Watch the trailer to get a feel for what I'm talking about.

Directed by Giorgos Lanthimos and Yorgos Lanthimos

Monday, February 07, 2011

When You're Strange: A Film About the Doors

I didn't know that much about The Doors so this documentary definitely was informative to me. I've never been a huge fan but I definitely like some of their hits as much as the next Apocalypse Now fan.

The footage in this film is pretty astounding. It also features some of a short film that Morrison shot in 1969. Johnny Depp's narration kind of annoyed me at first but it won me over by the end.

This almost makes me want to see the Oliver Stone Doors movie for the first time. Almost.

Directed by Tom DiCillo

Thursday, February 03, 2011

Race to Nowhere

I saw this as part of a Professional Day at my school. I'm glad to have seen it and found the discussion amongst the faculty quite illuminating. However, the movie just isn't that good.

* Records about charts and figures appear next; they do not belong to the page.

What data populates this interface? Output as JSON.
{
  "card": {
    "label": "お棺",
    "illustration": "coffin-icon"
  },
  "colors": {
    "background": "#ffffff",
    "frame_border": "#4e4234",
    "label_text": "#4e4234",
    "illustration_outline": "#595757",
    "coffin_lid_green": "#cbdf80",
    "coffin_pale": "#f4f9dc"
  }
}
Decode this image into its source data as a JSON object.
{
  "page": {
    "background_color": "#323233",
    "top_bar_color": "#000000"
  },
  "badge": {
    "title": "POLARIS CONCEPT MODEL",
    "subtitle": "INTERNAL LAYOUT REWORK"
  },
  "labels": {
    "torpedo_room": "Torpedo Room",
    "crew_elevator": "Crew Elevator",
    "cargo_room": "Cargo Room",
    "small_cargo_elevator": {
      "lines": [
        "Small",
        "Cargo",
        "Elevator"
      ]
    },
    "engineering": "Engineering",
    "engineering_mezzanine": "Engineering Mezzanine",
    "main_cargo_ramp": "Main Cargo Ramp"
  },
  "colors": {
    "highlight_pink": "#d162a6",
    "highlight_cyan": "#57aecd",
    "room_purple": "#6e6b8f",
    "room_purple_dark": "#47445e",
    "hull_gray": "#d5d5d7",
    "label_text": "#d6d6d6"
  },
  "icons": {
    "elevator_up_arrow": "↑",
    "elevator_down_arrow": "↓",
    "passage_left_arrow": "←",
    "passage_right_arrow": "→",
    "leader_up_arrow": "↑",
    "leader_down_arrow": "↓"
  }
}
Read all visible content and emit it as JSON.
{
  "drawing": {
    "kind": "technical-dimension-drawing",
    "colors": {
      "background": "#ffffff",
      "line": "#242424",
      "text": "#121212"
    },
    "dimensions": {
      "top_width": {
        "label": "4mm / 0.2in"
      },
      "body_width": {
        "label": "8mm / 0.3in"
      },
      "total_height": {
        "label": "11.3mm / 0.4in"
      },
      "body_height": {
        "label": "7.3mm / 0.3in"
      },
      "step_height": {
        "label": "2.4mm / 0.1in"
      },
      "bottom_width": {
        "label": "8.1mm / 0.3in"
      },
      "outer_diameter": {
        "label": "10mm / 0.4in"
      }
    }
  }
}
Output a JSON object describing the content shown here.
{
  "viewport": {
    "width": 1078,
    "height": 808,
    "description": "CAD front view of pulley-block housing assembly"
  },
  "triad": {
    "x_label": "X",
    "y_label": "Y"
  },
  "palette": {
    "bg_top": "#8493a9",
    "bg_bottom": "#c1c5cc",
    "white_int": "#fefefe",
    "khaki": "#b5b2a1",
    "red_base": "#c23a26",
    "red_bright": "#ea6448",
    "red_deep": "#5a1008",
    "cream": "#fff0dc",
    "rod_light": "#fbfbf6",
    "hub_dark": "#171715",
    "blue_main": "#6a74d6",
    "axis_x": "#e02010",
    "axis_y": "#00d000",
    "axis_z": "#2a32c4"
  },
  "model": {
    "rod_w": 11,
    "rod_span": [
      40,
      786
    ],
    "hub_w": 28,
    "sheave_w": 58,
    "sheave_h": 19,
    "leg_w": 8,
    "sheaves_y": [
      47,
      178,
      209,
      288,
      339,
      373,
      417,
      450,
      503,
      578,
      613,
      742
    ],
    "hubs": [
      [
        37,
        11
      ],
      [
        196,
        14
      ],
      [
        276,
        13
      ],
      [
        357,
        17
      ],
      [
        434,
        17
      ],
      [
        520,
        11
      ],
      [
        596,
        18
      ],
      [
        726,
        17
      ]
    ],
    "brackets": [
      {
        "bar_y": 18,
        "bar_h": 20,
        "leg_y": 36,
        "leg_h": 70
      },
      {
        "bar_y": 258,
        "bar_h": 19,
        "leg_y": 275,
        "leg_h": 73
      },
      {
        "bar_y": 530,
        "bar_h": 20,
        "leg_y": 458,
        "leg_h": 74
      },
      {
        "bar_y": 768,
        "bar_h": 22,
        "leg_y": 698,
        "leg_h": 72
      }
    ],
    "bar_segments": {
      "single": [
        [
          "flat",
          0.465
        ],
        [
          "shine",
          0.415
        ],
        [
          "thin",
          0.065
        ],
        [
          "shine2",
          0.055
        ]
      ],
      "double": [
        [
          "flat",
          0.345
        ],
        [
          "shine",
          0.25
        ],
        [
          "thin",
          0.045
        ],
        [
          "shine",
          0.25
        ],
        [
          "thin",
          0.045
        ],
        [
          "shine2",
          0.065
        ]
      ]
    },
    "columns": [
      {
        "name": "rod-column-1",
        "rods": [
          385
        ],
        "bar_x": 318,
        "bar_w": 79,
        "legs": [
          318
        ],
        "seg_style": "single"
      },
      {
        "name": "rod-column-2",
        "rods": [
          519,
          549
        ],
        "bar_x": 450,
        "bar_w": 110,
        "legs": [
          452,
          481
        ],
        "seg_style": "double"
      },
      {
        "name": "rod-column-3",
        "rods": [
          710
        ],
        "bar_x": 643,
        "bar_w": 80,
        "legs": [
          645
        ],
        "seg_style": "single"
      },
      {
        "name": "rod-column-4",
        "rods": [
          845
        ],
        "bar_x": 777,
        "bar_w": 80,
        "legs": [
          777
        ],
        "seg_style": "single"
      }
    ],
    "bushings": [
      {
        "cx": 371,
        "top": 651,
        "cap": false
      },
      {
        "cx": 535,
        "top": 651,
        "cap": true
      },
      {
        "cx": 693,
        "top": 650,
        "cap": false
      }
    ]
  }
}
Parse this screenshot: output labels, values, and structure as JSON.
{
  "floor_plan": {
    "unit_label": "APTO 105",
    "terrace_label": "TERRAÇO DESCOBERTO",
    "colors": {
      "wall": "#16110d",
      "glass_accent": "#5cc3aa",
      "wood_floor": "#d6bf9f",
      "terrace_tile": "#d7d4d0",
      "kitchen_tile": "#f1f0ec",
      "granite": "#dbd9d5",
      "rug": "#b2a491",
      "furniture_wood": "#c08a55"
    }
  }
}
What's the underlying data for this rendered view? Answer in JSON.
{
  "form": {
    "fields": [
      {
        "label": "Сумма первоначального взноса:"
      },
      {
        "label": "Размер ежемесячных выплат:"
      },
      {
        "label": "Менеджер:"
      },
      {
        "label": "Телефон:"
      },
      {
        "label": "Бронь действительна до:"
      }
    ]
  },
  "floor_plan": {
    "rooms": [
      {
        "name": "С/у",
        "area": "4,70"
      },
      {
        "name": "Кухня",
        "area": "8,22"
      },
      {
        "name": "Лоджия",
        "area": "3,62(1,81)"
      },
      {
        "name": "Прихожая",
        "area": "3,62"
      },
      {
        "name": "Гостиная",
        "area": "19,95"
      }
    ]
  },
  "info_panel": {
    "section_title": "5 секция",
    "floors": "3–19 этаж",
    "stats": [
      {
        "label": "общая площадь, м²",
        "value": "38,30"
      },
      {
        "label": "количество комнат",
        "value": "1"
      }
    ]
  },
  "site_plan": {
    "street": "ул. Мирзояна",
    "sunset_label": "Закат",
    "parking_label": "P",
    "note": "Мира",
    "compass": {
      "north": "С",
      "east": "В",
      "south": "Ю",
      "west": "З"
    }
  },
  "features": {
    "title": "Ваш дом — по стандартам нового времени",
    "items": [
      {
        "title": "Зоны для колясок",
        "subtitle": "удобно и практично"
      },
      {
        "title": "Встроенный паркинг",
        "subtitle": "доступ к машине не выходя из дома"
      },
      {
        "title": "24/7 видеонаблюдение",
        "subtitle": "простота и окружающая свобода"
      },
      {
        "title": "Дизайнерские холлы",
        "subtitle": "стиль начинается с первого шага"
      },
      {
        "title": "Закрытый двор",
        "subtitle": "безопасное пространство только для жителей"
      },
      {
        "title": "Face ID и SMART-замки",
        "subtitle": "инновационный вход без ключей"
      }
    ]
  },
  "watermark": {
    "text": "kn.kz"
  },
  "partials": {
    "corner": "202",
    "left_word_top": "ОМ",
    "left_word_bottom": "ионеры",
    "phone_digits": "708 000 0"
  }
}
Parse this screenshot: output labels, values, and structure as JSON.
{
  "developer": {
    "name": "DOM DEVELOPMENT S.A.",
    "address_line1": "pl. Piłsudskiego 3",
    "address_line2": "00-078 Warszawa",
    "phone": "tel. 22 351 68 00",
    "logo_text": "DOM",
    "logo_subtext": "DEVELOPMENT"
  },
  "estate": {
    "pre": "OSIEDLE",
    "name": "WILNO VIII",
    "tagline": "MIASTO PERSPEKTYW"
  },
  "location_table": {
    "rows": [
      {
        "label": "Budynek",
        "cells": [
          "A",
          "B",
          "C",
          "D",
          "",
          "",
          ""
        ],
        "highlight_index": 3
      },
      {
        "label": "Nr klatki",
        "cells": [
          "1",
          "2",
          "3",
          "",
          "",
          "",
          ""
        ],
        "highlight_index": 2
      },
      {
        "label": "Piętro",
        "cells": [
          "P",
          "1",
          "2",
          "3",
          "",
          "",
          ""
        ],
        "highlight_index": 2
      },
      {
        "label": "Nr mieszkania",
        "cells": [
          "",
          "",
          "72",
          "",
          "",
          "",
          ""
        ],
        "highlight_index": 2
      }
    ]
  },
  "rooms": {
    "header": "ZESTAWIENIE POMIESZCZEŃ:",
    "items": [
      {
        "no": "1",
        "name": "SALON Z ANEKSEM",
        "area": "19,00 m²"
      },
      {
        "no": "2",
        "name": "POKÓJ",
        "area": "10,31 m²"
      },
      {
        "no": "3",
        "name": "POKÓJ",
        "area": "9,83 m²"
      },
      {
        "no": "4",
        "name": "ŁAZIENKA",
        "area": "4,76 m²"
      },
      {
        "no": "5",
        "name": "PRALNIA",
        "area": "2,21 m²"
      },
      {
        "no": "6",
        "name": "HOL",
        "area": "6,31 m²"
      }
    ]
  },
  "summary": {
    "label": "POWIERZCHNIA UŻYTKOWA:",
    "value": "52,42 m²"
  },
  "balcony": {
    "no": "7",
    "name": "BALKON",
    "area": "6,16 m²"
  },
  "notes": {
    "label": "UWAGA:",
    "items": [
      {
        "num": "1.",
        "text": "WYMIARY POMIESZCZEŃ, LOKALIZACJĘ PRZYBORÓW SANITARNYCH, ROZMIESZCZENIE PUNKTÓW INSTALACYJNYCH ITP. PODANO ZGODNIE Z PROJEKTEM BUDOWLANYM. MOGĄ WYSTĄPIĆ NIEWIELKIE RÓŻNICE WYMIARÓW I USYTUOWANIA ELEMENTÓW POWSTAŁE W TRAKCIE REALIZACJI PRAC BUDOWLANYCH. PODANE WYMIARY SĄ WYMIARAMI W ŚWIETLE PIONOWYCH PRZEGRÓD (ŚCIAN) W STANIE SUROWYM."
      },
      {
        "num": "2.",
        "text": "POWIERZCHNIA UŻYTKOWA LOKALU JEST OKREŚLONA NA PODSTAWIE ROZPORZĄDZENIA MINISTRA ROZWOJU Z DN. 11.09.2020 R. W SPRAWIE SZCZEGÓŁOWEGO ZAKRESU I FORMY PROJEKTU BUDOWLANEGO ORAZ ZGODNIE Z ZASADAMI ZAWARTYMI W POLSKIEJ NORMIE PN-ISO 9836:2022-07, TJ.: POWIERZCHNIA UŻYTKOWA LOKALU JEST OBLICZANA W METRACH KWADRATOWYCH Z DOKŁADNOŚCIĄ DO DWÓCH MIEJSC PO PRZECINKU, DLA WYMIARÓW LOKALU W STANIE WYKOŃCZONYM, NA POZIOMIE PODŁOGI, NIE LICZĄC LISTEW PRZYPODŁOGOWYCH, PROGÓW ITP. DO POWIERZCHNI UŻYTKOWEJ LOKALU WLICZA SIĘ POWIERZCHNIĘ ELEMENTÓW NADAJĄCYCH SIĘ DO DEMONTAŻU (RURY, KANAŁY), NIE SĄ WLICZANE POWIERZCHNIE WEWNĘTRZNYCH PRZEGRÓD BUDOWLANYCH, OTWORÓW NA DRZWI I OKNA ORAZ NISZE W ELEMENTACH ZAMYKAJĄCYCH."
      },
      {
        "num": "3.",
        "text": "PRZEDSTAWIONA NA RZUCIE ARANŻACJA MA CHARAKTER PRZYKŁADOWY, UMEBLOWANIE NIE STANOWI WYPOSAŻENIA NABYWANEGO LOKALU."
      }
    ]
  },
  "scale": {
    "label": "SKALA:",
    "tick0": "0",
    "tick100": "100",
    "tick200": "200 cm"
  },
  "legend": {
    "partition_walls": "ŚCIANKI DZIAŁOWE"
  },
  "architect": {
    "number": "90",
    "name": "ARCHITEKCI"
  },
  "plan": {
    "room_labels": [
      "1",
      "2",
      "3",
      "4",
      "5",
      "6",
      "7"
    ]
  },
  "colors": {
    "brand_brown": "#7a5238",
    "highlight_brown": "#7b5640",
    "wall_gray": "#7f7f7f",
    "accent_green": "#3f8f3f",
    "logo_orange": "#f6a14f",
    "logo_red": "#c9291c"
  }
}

It is manipulative, doesn't present a full enough picture of the problem of forcing students to be overly pressured to succeed, and is downright tedious at times.

I appreciate that this film and, on a larger scale, Waiting for Superman (which I haven't seen) are bringing the topic of education to the forefront of our national discourse. However, the latter film draws incorrect conclusions I believe and this one is too stacked in one direction to really be anything more than a discussion starter.

I'd like to see someone like The Inside Job's Charles Ferguson take on the topic - someone who can actually make a good film about it.